Spain: CaixaBank consumption indicator
Inflation applies the brakes following the surge in January

In January, there was a significant rebound in inflation, which climbed from –0.5% in December last year to 0.5%, driven by the surge in electricity prices. This surge was undone in February and inflation fell to 0%, although the decline went beyond the energy components, as the core indicator (which excludes energy and unprocessed foods) fell by 3 decimal points to 0.3%. For the rest of the year, inflation is likely to be volatile as various pandemic-related base effects are undone. One of the most significant of these will be the low oil prices, which have returned to pre-pandemic levels in early 2021, having fallen below 30 dollars in the spring of 2020.

Spain: CPI growth
The current account balance fell in 2020, despite maintaining the foreign surplus

Specifically, the current account balance stood at +0.7% of GDP (8 billion euros), compared to +2.1% in 2019 (26.6 billion euros). Indeed, the trade deficit in goods improved during the year, although this was largely due to the collapse of imports in the face of the pandemic. In contrast, the surplus in the balance of service deteriorated considerably in the face of the massive decline in the tourism sector, the external balance of which fell by slightly more than 80% last year. For further details, see the Focus «COVID-19 and international trade: an asymmetric impact» in this same Monthly Report.
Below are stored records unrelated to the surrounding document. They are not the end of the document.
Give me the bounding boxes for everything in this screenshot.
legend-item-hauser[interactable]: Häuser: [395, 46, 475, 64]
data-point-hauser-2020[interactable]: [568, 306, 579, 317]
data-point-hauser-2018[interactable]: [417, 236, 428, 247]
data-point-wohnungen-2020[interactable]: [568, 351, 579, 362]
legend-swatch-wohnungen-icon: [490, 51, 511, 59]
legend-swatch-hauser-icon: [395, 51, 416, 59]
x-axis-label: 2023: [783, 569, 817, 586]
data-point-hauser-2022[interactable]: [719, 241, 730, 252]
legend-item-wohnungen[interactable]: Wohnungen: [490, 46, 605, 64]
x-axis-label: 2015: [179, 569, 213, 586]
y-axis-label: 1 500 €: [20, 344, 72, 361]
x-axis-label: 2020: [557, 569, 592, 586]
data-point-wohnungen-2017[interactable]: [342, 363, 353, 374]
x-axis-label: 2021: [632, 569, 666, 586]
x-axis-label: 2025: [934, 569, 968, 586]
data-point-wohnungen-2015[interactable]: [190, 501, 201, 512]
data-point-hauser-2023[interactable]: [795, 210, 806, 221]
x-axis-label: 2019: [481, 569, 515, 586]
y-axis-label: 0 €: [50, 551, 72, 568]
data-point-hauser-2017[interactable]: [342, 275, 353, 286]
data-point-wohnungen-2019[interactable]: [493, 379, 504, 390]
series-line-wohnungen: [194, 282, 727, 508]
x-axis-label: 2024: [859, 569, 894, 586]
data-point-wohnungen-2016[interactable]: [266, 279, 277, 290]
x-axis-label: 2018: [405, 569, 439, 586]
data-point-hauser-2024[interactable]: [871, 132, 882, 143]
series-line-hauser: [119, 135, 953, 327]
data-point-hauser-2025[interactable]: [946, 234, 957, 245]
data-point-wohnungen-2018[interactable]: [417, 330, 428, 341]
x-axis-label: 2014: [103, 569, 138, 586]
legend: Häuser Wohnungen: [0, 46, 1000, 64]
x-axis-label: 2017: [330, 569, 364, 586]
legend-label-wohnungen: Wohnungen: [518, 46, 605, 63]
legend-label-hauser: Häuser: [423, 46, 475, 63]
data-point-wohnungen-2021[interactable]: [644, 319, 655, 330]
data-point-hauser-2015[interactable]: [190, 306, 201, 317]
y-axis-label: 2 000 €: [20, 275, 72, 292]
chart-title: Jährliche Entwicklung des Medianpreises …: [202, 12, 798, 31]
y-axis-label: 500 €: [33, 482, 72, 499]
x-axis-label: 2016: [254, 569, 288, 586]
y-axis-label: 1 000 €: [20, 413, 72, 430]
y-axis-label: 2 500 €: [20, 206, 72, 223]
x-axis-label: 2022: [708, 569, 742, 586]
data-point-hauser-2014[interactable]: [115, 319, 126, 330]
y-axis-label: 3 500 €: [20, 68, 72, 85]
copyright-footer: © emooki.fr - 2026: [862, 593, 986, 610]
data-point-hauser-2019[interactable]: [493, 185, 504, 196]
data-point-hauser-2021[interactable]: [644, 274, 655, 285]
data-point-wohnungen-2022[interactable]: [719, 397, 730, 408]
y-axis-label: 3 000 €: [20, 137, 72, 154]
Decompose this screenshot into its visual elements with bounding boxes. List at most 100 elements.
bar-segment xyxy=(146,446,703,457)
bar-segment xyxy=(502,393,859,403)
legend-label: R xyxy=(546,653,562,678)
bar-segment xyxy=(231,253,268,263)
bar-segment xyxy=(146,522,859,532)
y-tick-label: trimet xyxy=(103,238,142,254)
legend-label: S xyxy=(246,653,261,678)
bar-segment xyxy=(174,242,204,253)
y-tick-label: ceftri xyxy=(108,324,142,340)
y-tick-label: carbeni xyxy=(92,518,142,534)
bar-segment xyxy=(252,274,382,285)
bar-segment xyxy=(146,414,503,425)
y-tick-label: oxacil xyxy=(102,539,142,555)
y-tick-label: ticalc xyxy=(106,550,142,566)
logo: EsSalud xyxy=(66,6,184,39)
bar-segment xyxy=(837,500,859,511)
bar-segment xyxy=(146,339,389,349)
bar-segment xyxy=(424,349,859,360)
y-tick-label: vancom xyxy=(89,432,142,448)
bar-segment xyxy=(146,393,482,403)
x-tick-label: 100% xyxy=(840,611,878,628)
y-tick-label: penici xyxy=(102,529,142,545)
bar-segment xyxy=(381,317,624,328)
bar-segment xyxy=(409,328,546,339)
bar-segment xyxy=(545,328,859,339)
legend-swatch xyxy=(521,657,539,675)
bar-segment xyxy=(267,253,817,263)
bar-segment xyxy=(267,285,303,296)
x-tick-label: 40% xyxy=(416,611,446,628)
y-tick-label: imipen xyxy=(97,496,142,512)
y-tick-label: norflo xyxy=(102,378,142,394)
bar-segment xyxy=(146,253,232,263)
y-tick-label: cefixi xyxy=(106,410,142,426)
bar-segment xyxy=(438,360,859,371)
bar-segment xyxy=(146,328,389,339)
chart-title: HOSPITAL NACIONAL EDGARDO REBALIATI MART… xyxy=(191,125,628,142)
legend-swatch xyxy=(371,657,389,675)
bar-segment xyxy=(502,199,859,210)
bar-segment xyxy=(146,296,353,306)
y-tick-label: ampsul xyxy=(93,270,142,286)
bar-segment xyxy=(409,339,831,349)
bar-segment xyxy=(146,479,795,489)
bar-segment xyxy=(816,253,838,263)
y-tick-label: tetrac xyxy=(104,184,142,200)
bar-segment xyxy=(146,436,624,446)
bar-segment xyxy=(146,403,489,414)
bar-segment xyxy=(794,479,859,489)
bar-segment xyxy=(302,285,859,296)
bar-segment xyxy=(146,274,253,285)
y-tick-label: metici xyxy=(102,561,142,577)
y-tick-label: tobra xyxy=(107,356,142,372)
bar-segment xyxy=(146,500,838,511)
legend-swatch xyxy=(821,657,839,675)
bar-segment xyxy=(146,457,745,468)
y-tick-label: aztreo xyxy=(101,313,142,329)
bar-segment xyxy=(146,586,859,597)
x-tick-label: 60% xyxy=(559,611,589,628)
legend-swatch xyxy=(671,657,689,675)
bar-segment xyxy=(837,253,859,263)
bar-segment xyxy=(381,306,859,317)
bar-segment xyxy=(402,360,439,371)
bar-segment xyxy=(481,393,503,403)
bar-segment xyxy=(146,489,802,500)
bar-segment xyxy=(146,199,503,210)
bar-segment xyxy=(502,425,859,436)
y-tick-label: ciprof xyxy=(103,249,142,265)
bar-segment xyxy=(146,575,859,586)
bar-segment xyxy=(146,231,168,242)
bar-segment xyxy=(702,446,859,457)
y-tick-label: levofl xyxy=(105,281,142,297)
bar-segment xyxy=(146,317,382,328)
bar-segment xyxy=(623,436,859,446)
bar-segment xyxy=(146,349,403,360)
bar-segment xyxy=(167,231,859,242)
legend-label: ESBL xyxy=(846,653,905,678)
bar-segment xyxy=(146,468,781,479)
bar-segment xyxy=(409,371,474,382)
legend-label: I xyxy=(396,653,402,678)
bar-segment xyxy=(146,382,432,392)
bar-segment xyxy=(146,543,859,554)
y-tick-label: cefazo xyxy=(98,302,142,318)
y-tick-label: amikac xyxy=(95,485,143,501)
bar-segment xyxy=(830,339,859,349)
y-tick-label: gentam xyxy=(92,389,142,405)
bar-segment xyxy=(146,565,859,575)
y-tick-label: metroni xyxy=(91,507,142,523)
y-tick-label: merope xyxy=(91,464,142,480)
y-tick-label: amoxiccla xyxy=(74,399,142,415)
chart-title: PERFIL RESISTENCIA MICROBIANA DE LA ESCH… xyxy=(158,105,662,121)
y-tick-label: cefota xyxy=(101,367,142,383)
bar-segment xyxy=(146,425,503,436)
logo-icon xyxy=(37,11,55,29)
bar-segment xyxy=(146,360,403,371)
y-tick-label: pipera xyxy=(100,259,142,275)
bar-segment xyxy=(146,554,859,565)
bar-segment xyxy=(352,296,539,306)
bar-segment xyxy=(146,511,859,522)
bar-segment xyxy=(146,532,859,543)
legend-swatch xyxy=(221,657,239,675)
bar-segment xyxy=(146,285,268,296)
Spain: registered workers affiliated to Social Security
Public debt ended 2020 at 117% of GDP, while in 2021 the deficit will be reduced but will remain high

Debt stood at 1.3 trillion euros, an increase of just over 122 billion. In GDP terms, debt reached 117.1%, +21.6 pps compared to the 2019 year end. This is a very significant increase, albeit a logical one in the context of the pandemic. This final figure was slightly lower than the government’s forecast (118.8% of GDP), owing to higher than expected economic growth in the second half of last year. We expect the public deficit, meanwhile, to have stood at around 11% of GDP last year (we will find out the final figure at the end of March). Although very high, this is somewhat better than expected thanks to a stronger recovery in tax revenues in the second half of 2020. For this year, the economic recovery will help to bolster the public accounts, although total public spending is expected to remain at levels similar to 2020, so the deficit will remain significant.